Hay en una abandonada glorieta de una urbanización capitalina vestigios de un monolito sin propósito que Paco Vera llamaba «monumento a la pendejada»; para que no corriera tan mala suerte toponímica, la base de la estatua de Colón fue nombrada «pedestal de la dignidad», otorgándosele a la nada un abstracto significado a ver si vislumbramos en el vacío obras que nunca se materializaron. En esa peana de la que, con base en falacias argumentativas y maniqueas interpretaciones históricas, fue desalojada violentamente la estatua del Almirante de la Mar Océana, colocaron una abominable escultura de Guaicaipuro bailando chachachá o una danza macabra de la que tal vez solo tengan noticia antropólogos egresados de universidades bolivarianas.

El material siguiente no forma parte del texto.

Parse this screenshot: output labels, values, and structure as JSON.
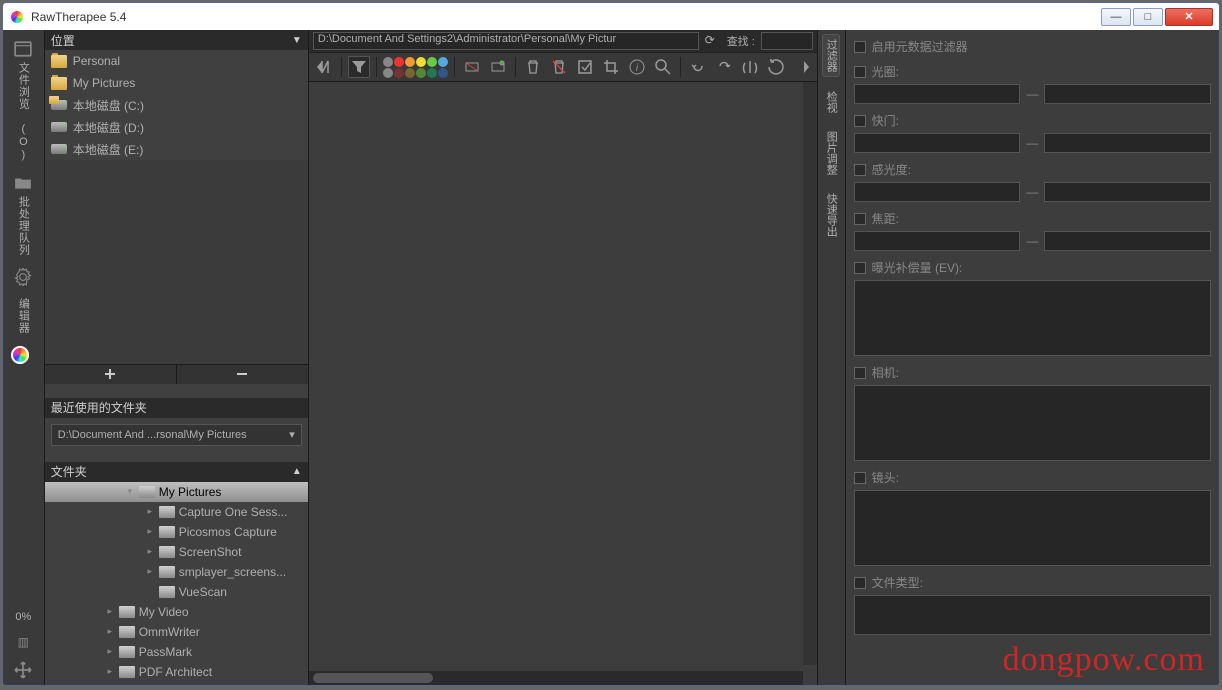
{
  "title": "RawTherapee 5.4",
  "mode_tabs": [
    {
      "label": "文件浏览 (O)",
      "icon": "window-icon"
    },
    {
      "label": "批处理队列",
      "icon": "folder-icon"
    },
    {
      "label": "",
      "icon": "gear-icon"
    },
    {
      "label": "编辑器",
      "icon": "logo-icon"
    }
  ],
  "side_bottom_percent": "0%",
  "locations_header": "位置",
  "locations": [
    {
      "label": "Personal",
      "type": "folder"
    },
    {
      "label": "My Pictures",
      "type": "folder"
    },
    {
      "label": "本地磁盘 (C:)",
      "type": "drive",
      "tag": true
    },
    {
      "label": "本地磁盘 (D:)",
      "type": "drive"
    },
    {
      "label": "本地磁盘 (E:)",
      "type": "drive"
    }
  ],
  "recent_header": "最近使用的文件夹",
  "recent_value": "D:\\Document And ...rsonal\\My Pictures",
  "tree_header": "文件夹",
  "tree": [
    {
      "label": "My Pictures",
      "depth": 0,
      "selected": true,
      "expander": "▾"
    },
    {
      "label": "Capture One Sess...",
      "depth": 1,
      "expander": "▸"
    },
    {
      "label": "Picosmos Capture",
      "depth": 1,
      "expander": "▸"
    },
    {
      "label": "ScreenShot",
      "depth": 1,
      "expander": "▸"
    },
    {
      "label": "smplayer_screens...",
      "depth": 1,
      "expander": "▸"
    },
    {
      "label": "VueScan",
      "depth": 1,
      "expander": ""
    },
    {
      "label": "My Video",
      "depth": -1,
      "expander": "▸"
    },
    {
      "label": "OmmWriter",
      "depth": -1,
      "expander": "▸"
    },
    {
      "label": "PassMark",
      "depth": -1,
      "expander": "▸"
    },
    {
      "label": "PDF Architect",
      "depth": -1,
      "expander": "▸"
    }
  ],
  "path_value": "D:\\Document And Settings2\\Administrator\\Personal\\My Pictur",
  "find_label": "查找 :",
  "swatches": [
    "#888",
    "#e33",
    "#e93",
    "#ed3",
    "#6c4",
    "#5ad",
    "#888",
    "#733",
    "#763",
    "#583",
    "#275",
    "#358"
  ],
  "right_tabs": [
    "过滤器",
    "检视",
    "图片调整",
    "快速导出"
  ],
  "filter_enable": "启用元数据过滤器",
  "ranges": [
    {
      "label": "光圈:"
    },
    {
      "label": "快门:"
    },
    {
      "label": "感光度:"
    },
    {
      "label": "焦距:"
    }
  ],
  "ev_label": "曝光补偿量 (EV):",
  "camera_label": "相机:",
  "lens_label": "镜头:",
  "filetype_label": "文件类型:",
  "watermark": "dongpow.com"
}
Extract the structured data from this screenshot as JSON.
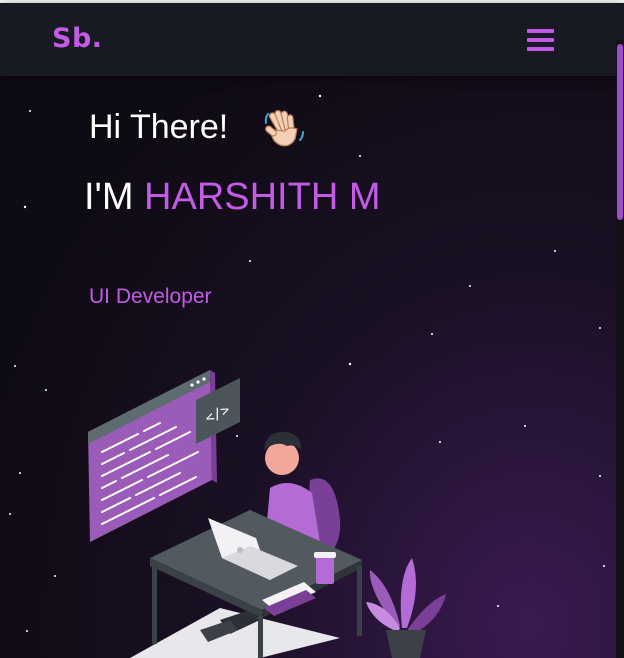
{
  "navbar": {
    "logo": "Sb.",
    "menu_icon": "hamburger-menu-icon"
  },
  "hero": {
    "greeting": "Hi There!",
    "wave_icon": "waving-hand-icon",
    "intro_prefix": "I'M",
    "name": "HARSHITH M",
    "role": "UI Developer"
  },
  "colors": {
    "accent": "#c35be7",
    "navbar_bg": "#181a23",
    "page_bg": "#0f0b14",
    "text": "#ffffff"
  }
}
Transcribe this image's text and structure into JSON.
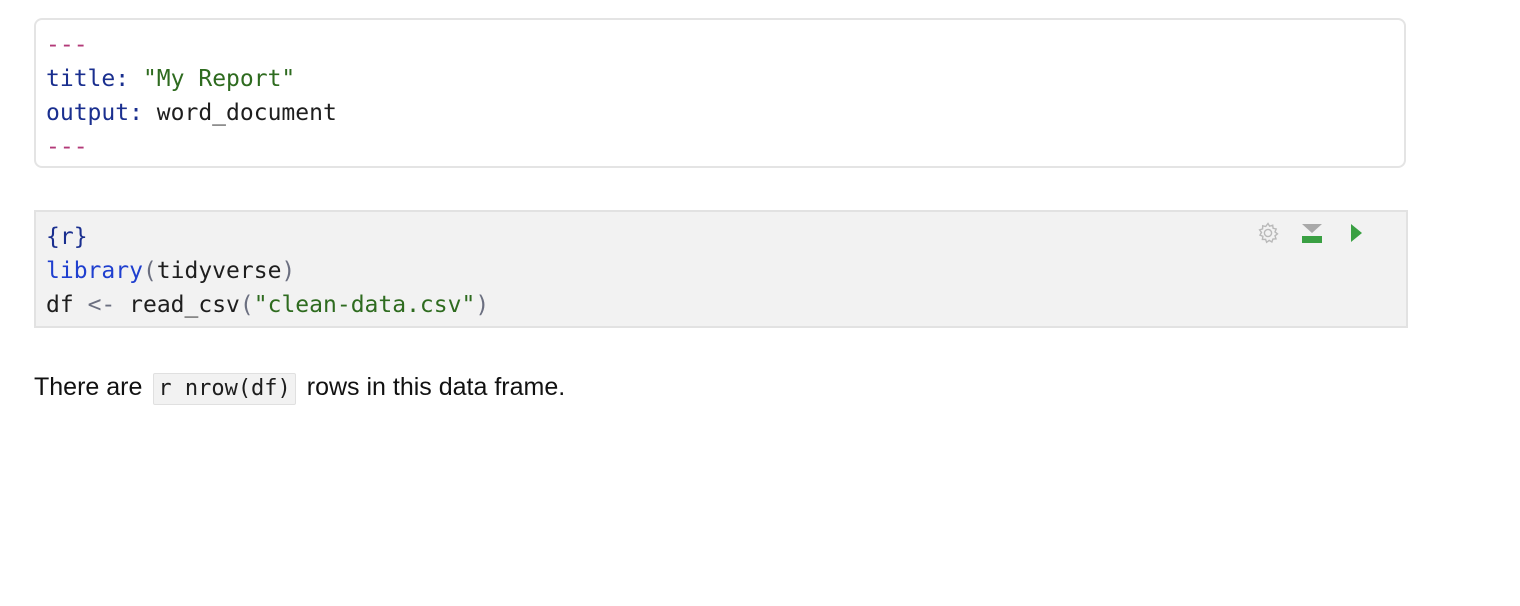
{
  "yaml_header": {
    "open_delim": "---",
    "title_key": "title:",
    "title_value": "\"My Report\"",
    "output_key": "output:",
    "output_value": "word_document",
    "close_delim": "---"
  },
  "r_chunk": {
    "header": "{r}",
    "line1": {
      "func": "library",
      "open_paren": "(",
      "arg": "tidyverse",
      "close_paren": ")"
    },
    "line2": {
      "var": "df",
      "assign": "<-",
      "func": "read_csv",
      "open_paren": "(",
      "arg": "\"clean-data.csv\"",
      "close_paren": ")"
    },
    "toolbar": {
      "settings_icon": "gear-icon",
      "run_previous_icon": "run-previous-chunks-icon",
      "run_chunk_icon": "play-icon"
    }
  },
  "prose": {
    "before": "There are",
    "inline_code": "r nrow(df)",
    "after": "rows in this data frame."
  },
  "colors": {
    "yaml_delim": "#b33a78",
    "yaml_key": "#1a2f8f",
    "string": "#2e6b1f",
    "function": "#1f3fcf",
    "operator": "#6b6f80",
    "run_green": "#3aa043",
    "chunk_background": "#f2f2f2"
  }
}
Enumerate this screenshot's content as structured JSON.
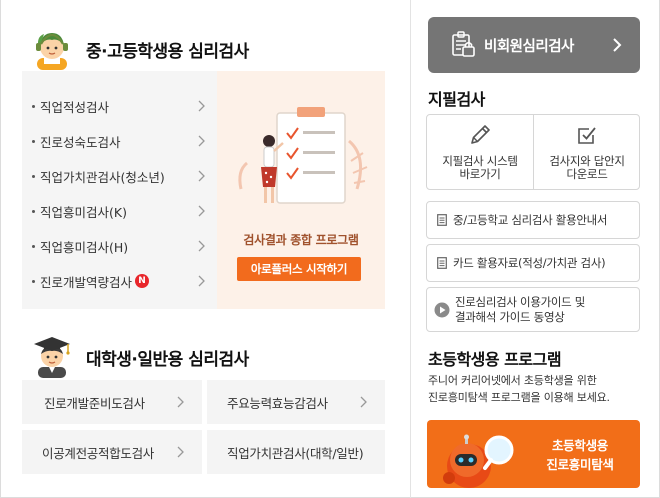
{
  "middle_high": {
    "title": "중·고등학생용 심리검사",
    "tests": [
      {
        "label": "직업적성검사"
      },
      {
        "label": "진로성숙도검사"
      },
      {
        "label": "직업가치관검사(청소년)"
      },
      {
        "label": "직업흥미검사(K)"
      },
      {
        "label": "직업흥미검사(H)"
      },
      {
        "label": "진로개발역량검사",
        "badge": "N"
      }
    ],
    "promo": {
      "caption": "검사결과 종합 프로그램",
      "button": "아로플러스 시작하기"
    }
  },
  "college": {
    "title": "대학생·일반용 심리검사",
    "tests": [
      {
        "label": "진로개발준비도검사"
      },
      {
        "label": "주요능력효능감검사"
      },
      {
        "label": "이공계전공적합도검사"
      },
      {
        "label": "직업가치관검사(대학/일반)"
      }
    ]
  },
  "sidebar": {
    "nonmember_button": "비회원심리검사",
    "paper_title": "지필검사",
    "paper_items": [
      {
        "label_line1": "지필검사 시스템",
        "label_line2": "바로가기",
        "icon": "pencil-icon"
      },
      {
        "label_line1": "검사지와 답안지",
        "label_line2": "다운로드",
        "icon": "checkbox-icon"
      }
    ],
    "links": [
      {
        "label": "중/고등학교 심리검사 활용안내서",
        "icon": "document-icon"
      },
      {
        "label": "카드 활용자료(적성/가치관 검사)",
        "icon": "document-icon"
      },
      {
        "label_line1": "진로심리검사 이용가이드 및",
        "label_line2": "결과해석 가이드 동영상",
        "icon": "play-icon"
      }
    ],
    "elementary": {
      "title": "초등학생용 프로그램",
      "desc_line1": "주니어 커리어넷에서 초등학생을 위한",
      "desc_line2": "진로흥미탐색 프로그램을 이용해 보세요.",
      "banner_line1": "초등학생용",
      "banner_line2": "진로흥미탐색"
    }
  },
  "colors": {
    "accent_orange": "#f26b1d",
    "badge_red": "#e8262b",
    "nonmember_gray": "#757575",
    "promo_bg": "#fdf1e8"
  }
}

Así, pues, con la homoerótica anatomía tan cara al fascismo y al nuevo ideal nacional, que Pedro Centeno Vallenilla prodigó en retratos de guerreros de equívoca virilidad, tenemos ahora en el antiguo Paseo Colón, rebautizado de la Resistencia Indígena, un cacique danzarín y retozón.
Si la cinta de González Iñárritu es un alarde de ilusionismo que se desarrolla en un largo, complejo y falso plano secuencia concebido para despistar al espectador y que este no perciba la edición, el régimen instaurado por Chávez y heredado por Maduro es la quintaescencia del espejismo y la realidad virtual. Delirantes proyectos que nunca serían fueron plasmados en maquetas y planos para vender un modelo imposible y un país inexistente en el que solo prosperó la magia clientelar del soborno, la dádiva y el tírame algo; de igual modo, y con farolera retórica, se propusieron, los rojos, fraguar hombres nuevos y parieron vivianes tarifados de vieja escuela que repiten consignas sin sentido que son música para oídos de papanatas que no se han dado por enterados de que el socialismo real yace bajo las piedras del Muro de Berlín y que, con voz grave, el locutor oficial presenta al país como paradigmas con las ideas intergalácticas; sostuvieron que, para edificar el paraíso, era necesario aniquilar «el infierno institucional de la IV república y su salvaje sostén capitalista», pero no pasaron de la demolición y aún no recogen los escombros. Se murió el domador, los leones escaparon y sobrevivieron los payasos que expropiaron la carpa y se enseñorearon en la pista para engolosinarnos con artimañas de malabaristas que llegaron tarareando Bella ciao y terminaron cantando «Cara al sol». Nada por aquí, nada por allá, ni siquiera pan; la basura es gratis.